There are two issues here. One is that, no, the list isn't the best
place to plop a 2,000-word essay explaining some ideas you are mulling
around in your head. It's better to upload something like that to a Web
site and post a relatively brief announcement to the list, so interested
people can have a look.

William did just that on Tuesday in his message "Chess fount code points
(Private Use Area) now published." and I for one appreciated it.

There's another issue, though, and that is the content. William's
essays have been about using the Private Use Area to encode ligatures,
glyph variants, ornamental borders, and other things that simply do not
belong in a character encoding framework, public or private. They are
problems to be solved with markup or with existing Unicode mechanisms
(like ZWJ for ligatures), not by allocating new characters. A little
familiarity with the basics of character encoding in general, and
Unicode policies in particular, would do a world of good here.

To make matters worse, we keep seeing the same type of proposals over
and over again, despite the repeated advice of top Unicode experts and
insiders that the proposals are misguided and inappropriate. There are
continued references to these PUA creations being "promoted" to Unicode,
and continued musings about the Unicode Technical Committee
"reconsidering" or "revisiting" decisions that are at the very core of
its policies.

Advice is not being heeded and lessons are not being learned. That is
what leads someone like Christopher to write "Please stop bothering the
list" -- no other wording appears to be strong enough.
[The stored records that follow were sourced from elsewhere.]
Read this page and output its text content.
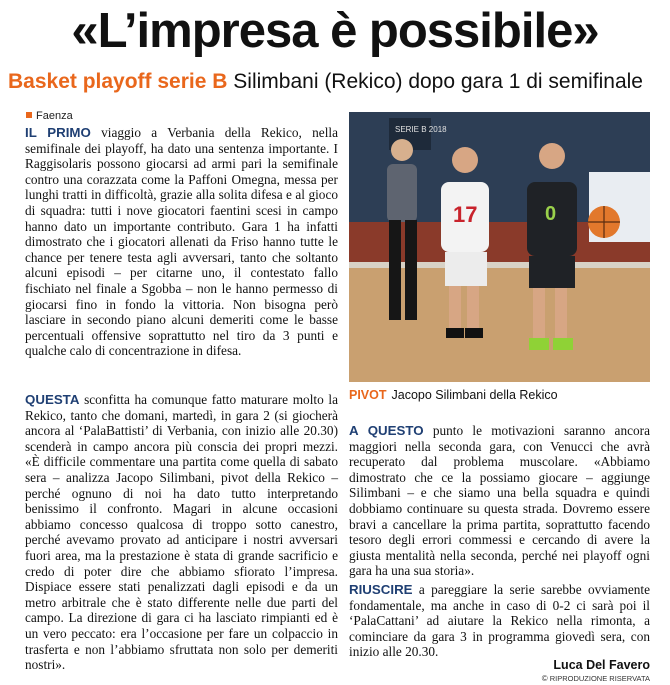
«L’impresa è possibile»
Basket playoff serie B Silimbani (Rekico) dopo gara 1 di semifinale
Faenza

IL PRIMO viaggio a Verbania della Rekico, nella semifinale dei playoff, ha dato una sentenza importante. I Raggisolaris possono giocarsi ad armi pari la semifinale contro una corazzata come la Paffoni Omegna, messa per lunghi tratti in difficoltà, grazie alla solita difesa e al gioco di squadra: tutti i nove giocatori faentini scesi in campo hanno dato un importante contributo. Gara 1 ha infatti dimostrato che i giocatori allenati da Friso hanno tutte le chance per tenere testa agli avversari, tanto che soltanto alcuni episodi – per citarne uno, il contestato fallo fischiato nel finale a Sgobba – non le hanno permesso di giocarsi fino in fondo la vittoria. Non bisogna però lasciare in secondo piano alcuni demeriti come le basse percentuali offensive soprattutto nel tiro da 3 punti e qualche calo di concentrazione in difesa.

QUESTA sconfitta ha comunque fatto maturare molto la Rekico, tanto che domani, martedì, in gara 2 (si giocherà ancora al ‘PalaBattisti’ di Verbania, con inizio alle 20.30) scenderà in campo ancora più conscia dei propri mezzi. «È difficile commentare una partita come quella di sabato sera – analizza Jacopo Silimbani, pivot della Rekico – perché ognuno di noi ha dato tutto interpretando benissimo il confronto. Magari in alcune occasioni abbiamo concesso qualcosa di troppo sotto canestro, perché avevamo provato ad anticipare i nostri avversari fuori area, ma la prestazione è stata di grande sacrificio e credo di poter dire che abbiamo sfiorato l’impresa. Dispiace essere stati penalizzati dagli episodi e da un metro arbitrale che è stato differente nelle due parti del campo. La direzione di gara ci ha lasciato rimpianti ed è un vero peccato: era l’occasione per fare un colpaccio in trasferta e non l’abbiamo sfruttata non solo per demeriti nostri».

SERIE B 2018
17	0
PIVOT Jacopo Silimbani della Rekico

A QUESTO punto le motivazioni saranno ancora maggiori nella seconda gara, con Venucci che avrà recuperato dal problema muscolare. «Abbiamo dimostrato che ce la possiamo giocare – aggiunge Silimbani – e che siamo una bella squadra e quindi dobbiamo continuare su questa strada. Dovremo essere bravi a cancellare la prima partita, soprattutto facendo tesoro degli errori commessi e cercando di avere la giusta mentalità nella seconda, perché nei playoff ogni gara ha una sua storia».

RIUSCIRE a pareggiare la serie sarebbe ovviamente fondamentale, ma anche in caso di 0-2 ci sarà poi il ‘PalaCattani’ ad aiutare la Rekico nella rimonta, a cominciare da gara 3 in programma giovedì sera, con inizio alle 20.30.

Luca Del Favero
© RIPRODUZIONE RISERVATA
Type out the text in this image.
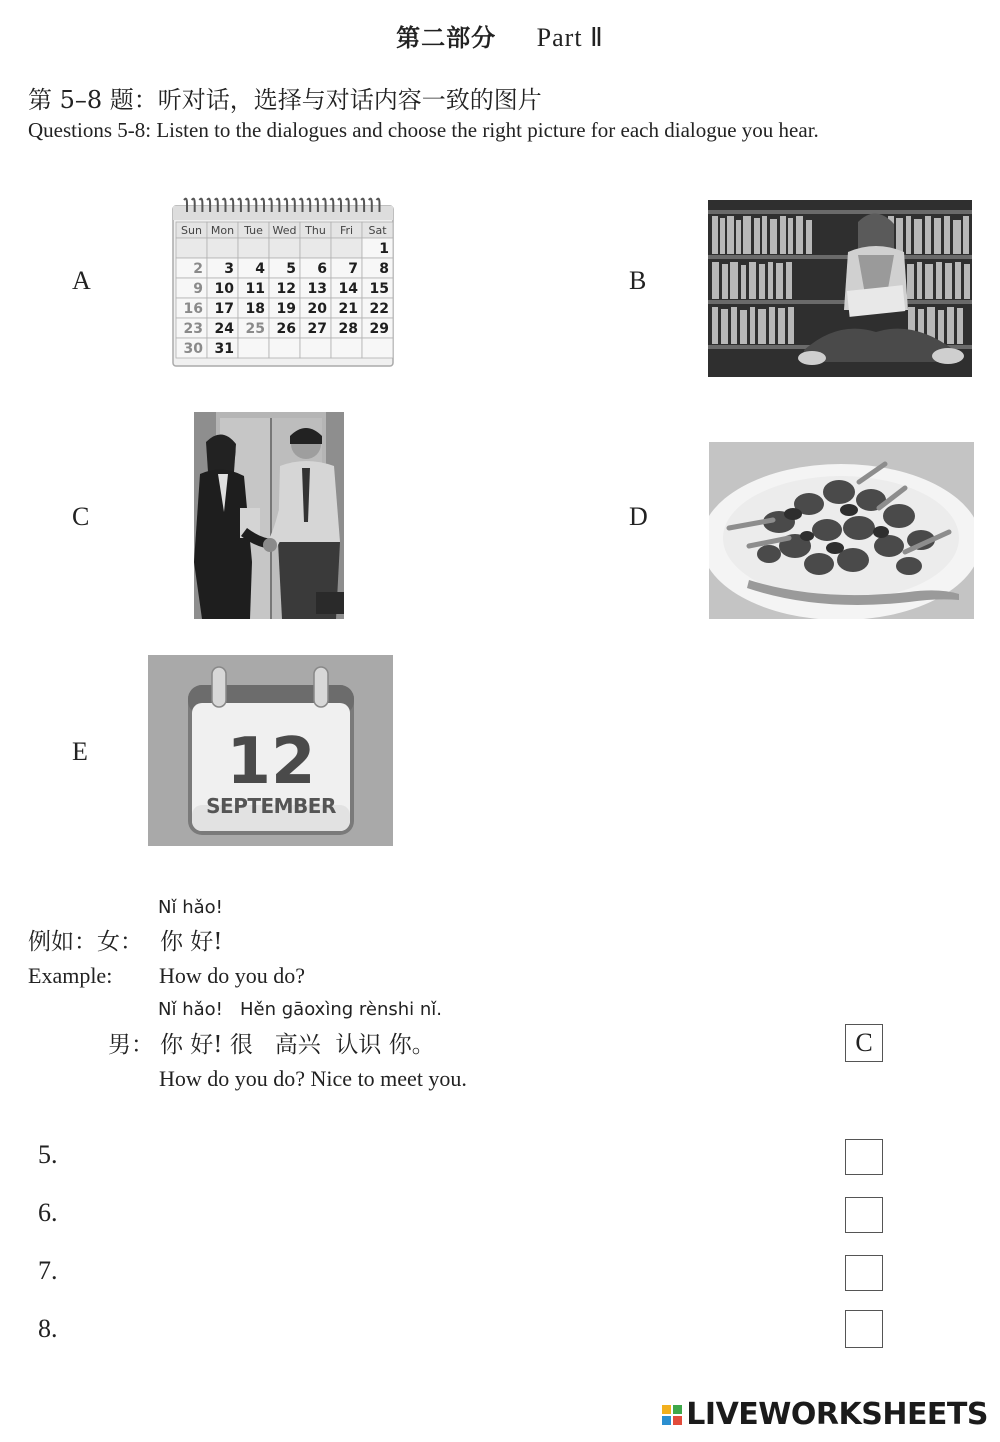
第二部分 Part Ⅱ
第 5–8 题：听对话，选择与对话内容一致的图片
Questions 5-8: Listen to the dialogues and choose the right picture for each dialogue you hear.
A	B
C	D
E
Sun Mon Tue Wed Thu Fri Sat
1
2 3 4 5 6 7 8
9 10 11 12 13 14 15
16 17 18 19 20 21 22
23 24 25 26 27 28 29
30 31
12
SEPTEMBER
Nǐ hǎo!
例如：女： 你 好!
Example: How do you do?
Nǐ hǎo!   Hěn gāoxìng rènshi nǐ.
男： 你 好! 很   高兴  认识 你。
How do you do? Nice to meet you.
C
5.
6.
7.
8.
LIVEWORKSHEETS
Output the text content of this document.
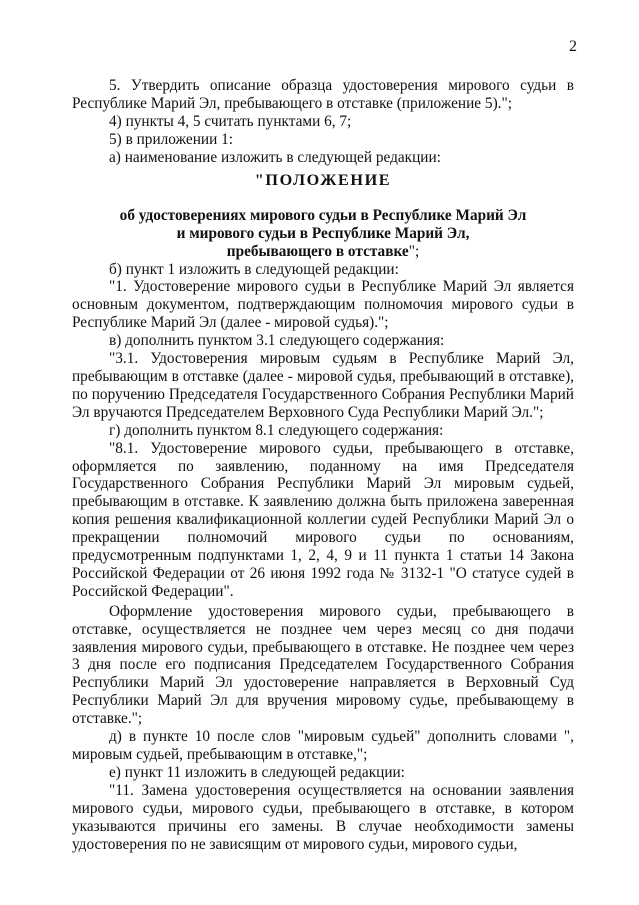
2

5. Утвердить описание образца удостоверения мирового судьи в Республике Марий Эл, пребывающего в отставке (приложение 5).";

4) пункты 4, 5 считать пунктами 6, 7;

5) в приложении 1:

а) наименование изложить в следующей редакции:

"ПОЛОЖЕНИЕ
об удостоверениях мирового судьи в Республике Марий Эл
и мирового судьи в Республике Марий Эл,
пребывающего в отставке";

б) пункт 1 изложить в следующей редакции:

"1. Удостоверение мирового судьи в Республике Марий Эл является основным документом, подтверждающим полномочия мирового судьи в Республике Марий Эл (далее - мировой судья).";

в) дополнить пунктом 3.1 следующего содержания:

"3.1. Удостоверения мировым судьям в Республике Марий Эл, пребывающим в отставке (далее - мировой судья, пребывающий в отставке), по поручению Председателя Государственного Собрания Республики Марий Эл вручаются Председателем Верховного Суда Республики Марий Эл.";

г) дополнить пунктом 8.1 следующего содержания:

"8.1. Удостоверение мирового судьи, пребывающего в отставке, оформляется по заявлению, поданному на имя Председателя Государственного Собрания Республики Марий Эл мировым судьей, пребывающим в отставке. К заявлению должна быть приложена заверенная копия решения квалификационной коллегии судей Республики Марий Эл о прекращении полномочий мирового судьи по основаниям, предусмотренным подпунктами 1, 2, 4, 9 и 11 пункта 1 статьи 14 Закона Российской Федерации от 26 июня 1992 года № 3132-1 "О статусе судей в Российской Федерации".

Оформление удостоверения мирового судьи, пребывающего в отставке, осуществляется не позднее чем через месяц со дня подачи заявления мирового судьи, пребывающего в отставке. Не позднее чем через 3 дня после его подписания Председателем Государственного Собрания Республики Марий Эл удостоверение направляется в Верховный Суд Республики Марий Эл для вручения мировому судье, пребывающему в отставке.";

д) в пункте 10 после слов "мировым судьей" дополнить словами ", мировым судьей, пребывающим в отставке,";

е) пункт 11 изложить в следующей редакции:

"11. Замена удостоверения осуществляется на основании заявления мирового судьи, мирового судьи, пребывающего в отставке, в котором указываются причины его замены. В случае необходимости замены удостоверения по не зависящим от мирового судьи, мирового судьи,
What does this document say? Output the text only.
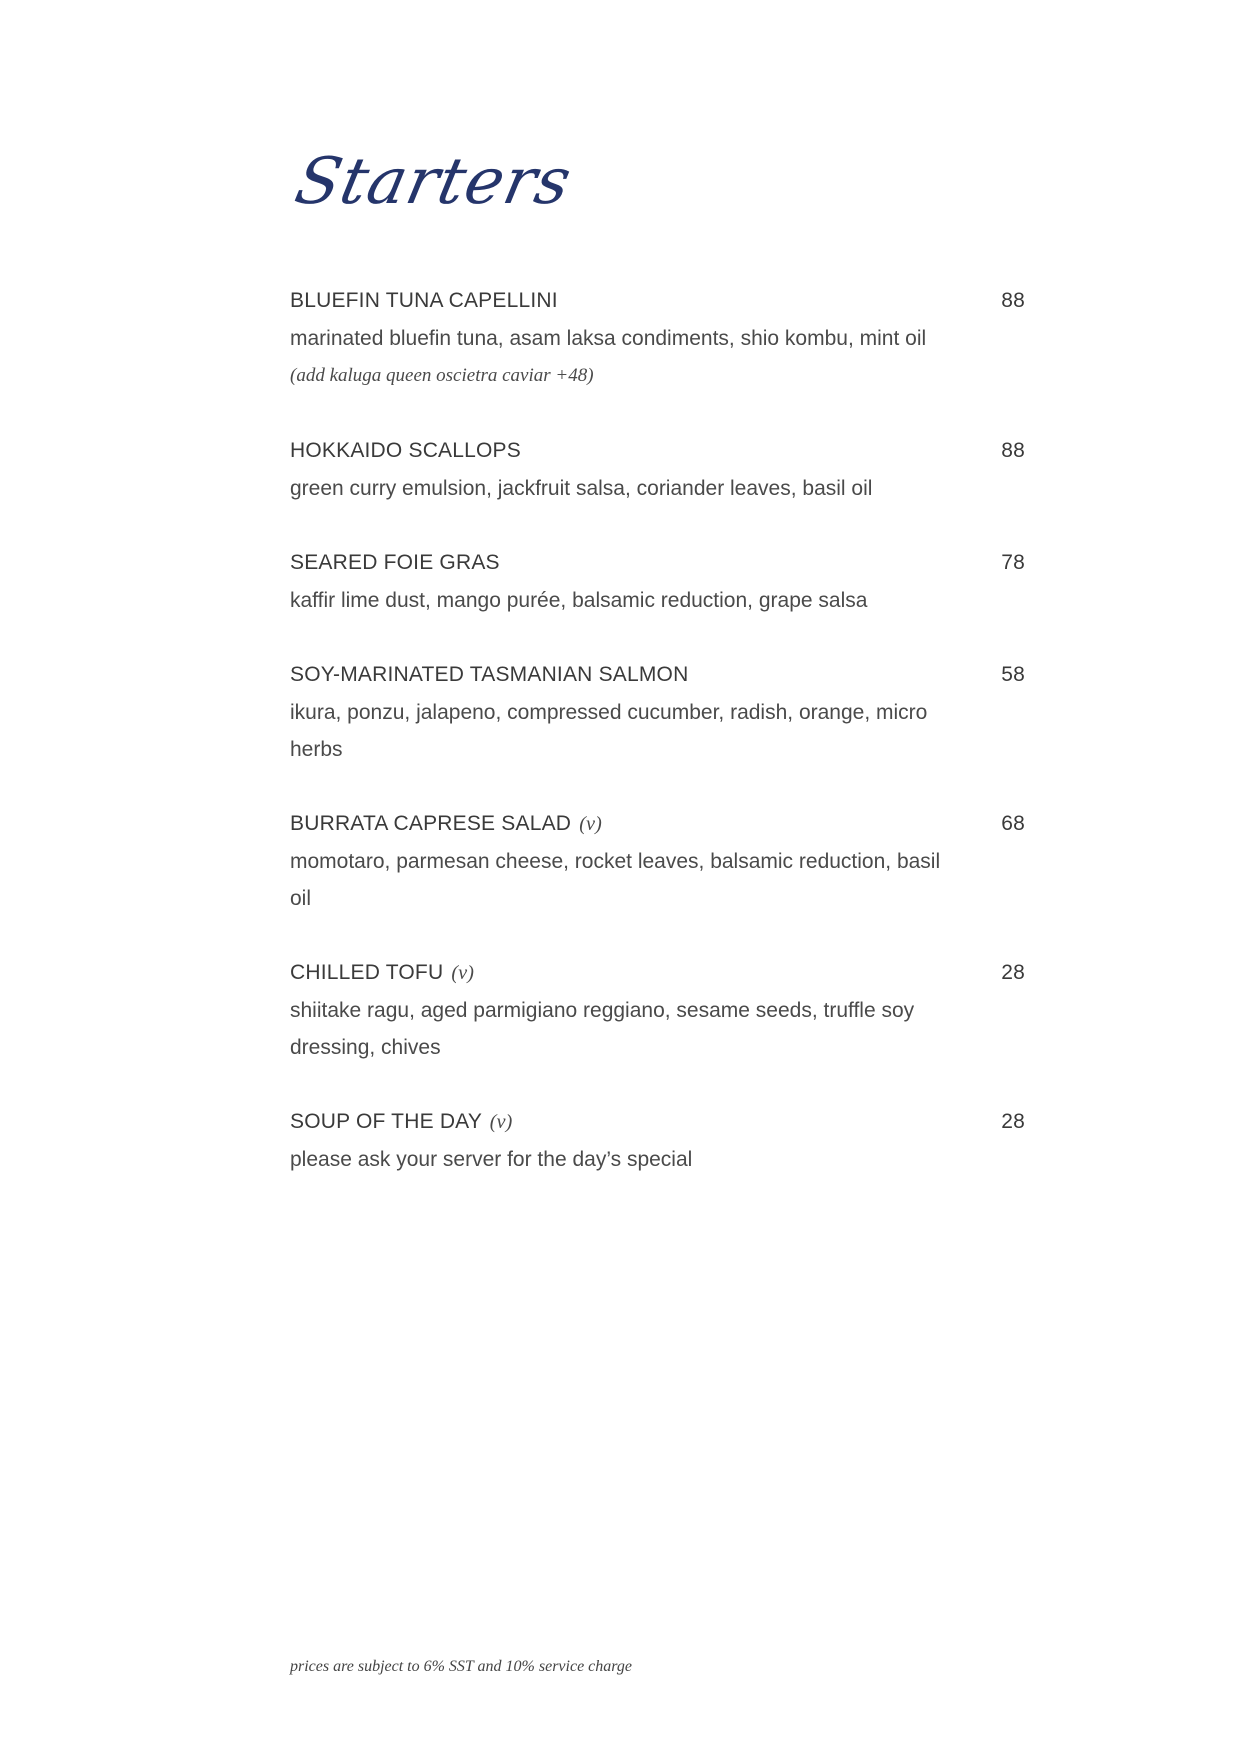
Starters
BLUEFIN TUNA CAPELLINI	88

marinated bluefin tuna, asam laksa condiments, shio kombu, mint oil

(add kaluga queen oscietra caviar +48)

HOKKAIDO SCALLOPS	88

green curry emulsion, jackfruit salsa, coriander leaves, basil oil

SEARED FOIE GRAS	78

kaffir lime dust, mango purée, balsamic reduction, grape salsa

SOY-MARINATED TASMANIAN SALMON	58

ikura, ponzu, jalapeno, compressed cucumber, radish, orange, micro herbs

BURRATA CAPRESE SALAD (v)	68

momotaro, parmesan cheese, rocket leaves, balsamic reduction, basil oil

CHILLED TOFU (v)	28

shiitake ragu, aged parmigiano reggiano, sesame seeds, truffle soy dressing, chives

SOUP OF THE DAY (v)	28

please ask your server for the day’s special

prices are subject to 6% SST and 10% service charge
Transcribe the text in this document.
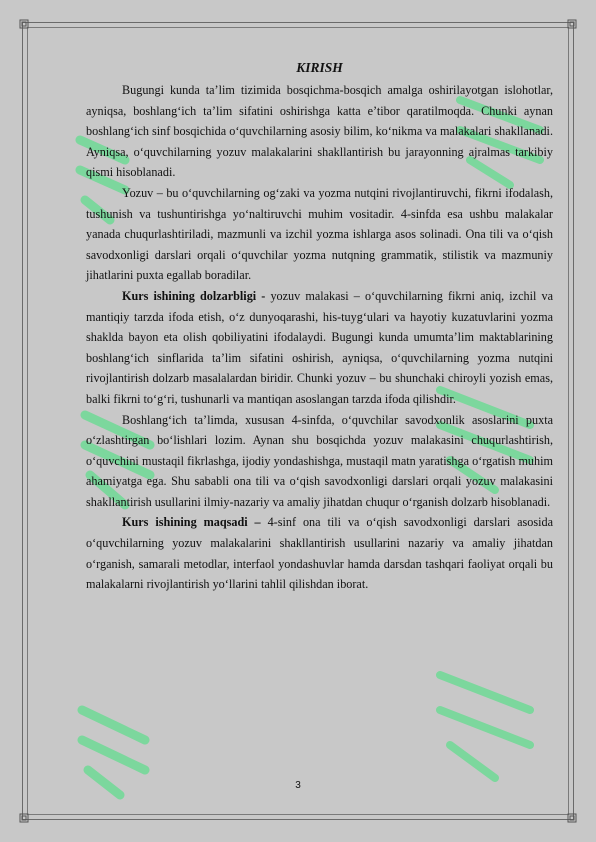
KIRISH

Bugungi kunda ta’lim tizimida bosqichma-bosqich amalga oshirilayotgan islohotlar, ayniqsa, boshlang‘ich ta’lim sifatini oshirishga katta e’tibor qaratilmoqda. Chunki aynan boshlang‘ich sinf bosqichida o‘quvchilarning asosiy bilim, ko‘nikma va malakalari shakllanadi. Ayniqsa, o‘quvchilarning yozuv malakalarini shakllantirish bu jarayonning ajralmas tarkibiy qismi hisoblanadi.

Yozuv – bu o‘quvchilarning og‘zaki va yozma nutqini rivojlantiruvchi, fikrni ifodalash, tushunish va tushuntirishga yo‘naltiruvchi muhim vositadir. 4-sinfda esa ushbu malakalar yanada chuqurlashtiriladi, mazmunli va izchil yozma ishlarga asos solinadi. Ona tili va o‘qish savodxonligi darslari orqali o‘quvchilar yozma nutqning grammatik, stilistik va mazmuniy jihatlarini puxta egallab boradilar.

Kurs ishining dolzarbligi - yozuv malakasi – o‘quvchilarning fikrni aniq, izchil va mantiqiy tarzda ifoda etish, o‘z dunyoqarashi, his-tuyg‘ulari va hayotiy kuzatuvlarini yozma shaklda bayon eta olish qobiliyatini ifodalaydi. Bugungi kunda umumta’lim maktablarining boshlang‘ich sinflarida ta’lim sifatini oshirish, ayniqsa, o‘quvchilarning yozma nutqini rivojlantirish dolzarb masalalardan biridir. Chunki yozuv – bu shunchaki chiroyli yozish emas, balki fikrni to‘g‘ri, tushunarli va mantiqan asoslangan tarzda ifoda qilishdir.

Boshlang‘ich ta’limda, xususan 4-sinfda, o‘quvchilar savodxonlik asoslarini puxta o‘zlashtirgan bo‘lishlari lozim. Aynan shu bosqichda yozuv malakasini chuqurlashtirish, o‘quvchini mustaqil fikrlashga, ijodiy yondashishga, mustaqil matn yaratishga o‘rgatish muhim ahamiyatga ega. Shu sababli ona tili va o‘qish savodxonligi darslari orqali yozuv malakasini shakllantirish usullarini ilmiy-nazariy va amaliy jihatdan chuqur o‘rganish dolzarb hisoblanadi.

Kurs ishining maqsadi – 4-sinf ona tili va o‘qish savodxonligi darslari asosida o‘quvchilarning yozuv malakalarini shakllantirish usullarini nazariy va amaliy jihatdan o‘rganish, samarali metodlar, interfaol yondashuvlar hamda darsdan tashqari faoliyat orqali bu malakalarni rivojlantirish yo‘llarini tahlil qilishdan iborat.

3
Now, I may be on somewhat shaky ground in criticizing William's PUA
proposals for being outside the mainstream. I have a few unorthodox
opinions of my own. In particular, I happen to like the Plane 14
language tags and feel they should not be deprecated quite as strongly
as they are. I agree with the Unicode Standard that language tagging is
usually not necessary and that many higher-level protocols offer better
mechanisms for handling it. Even so, there are cases (rare though they
may be) where language tagging in plain text can be beneficial, and I
feel it is wrong for Unicode to offer me a solution and then tell me
that I must never use it, except in the presence of "special protocols"
which are never identified. I think Plane 14 language tags should be
available for responsible adults to use WHEN they are appropriate and
WHEN there is no higher-level protocol like XML to handle out-of-band
tagging.

I'm also a fan of SCSU, which, although published as a Unicode Technical
Standard, doesn't seem to get much respect or support from the Unicode
cognoscenti (Markus Scherer being a notable exception). I keep hearing
that its stateful design and use of sub-0x20 bytes make it unsuitable
for all kinds of purposes, and that general-purpose compression methods
are more efficient and better-supported. The fact is, SCSU is a
surprisingly effective compression technique that requires very little
overhead, is easy to decode, and is not tied to any single vendor's
implementation. But sometimes I think I'm the only one who feels that
way.

And, of course, I've created (and described on the list) several
experimental Transformation Formats and shared my experiences with
others who have done the same. This annoys some UTC members who feel
that this is not an appropriate activity or worry that people are likely
to confuse the "real" UTFs with the experiments.

So I'm not totally in the Unicode mainstream. But at least I like to
think I am listening to the advice of others and that I don't bombard
the list repeatedly with the same messages.

The "consensus," if any, seems to be that it is the *combination* of
repetitive, overly verbose essays about topics contrary to the
principles of Unicode that is annoying list members.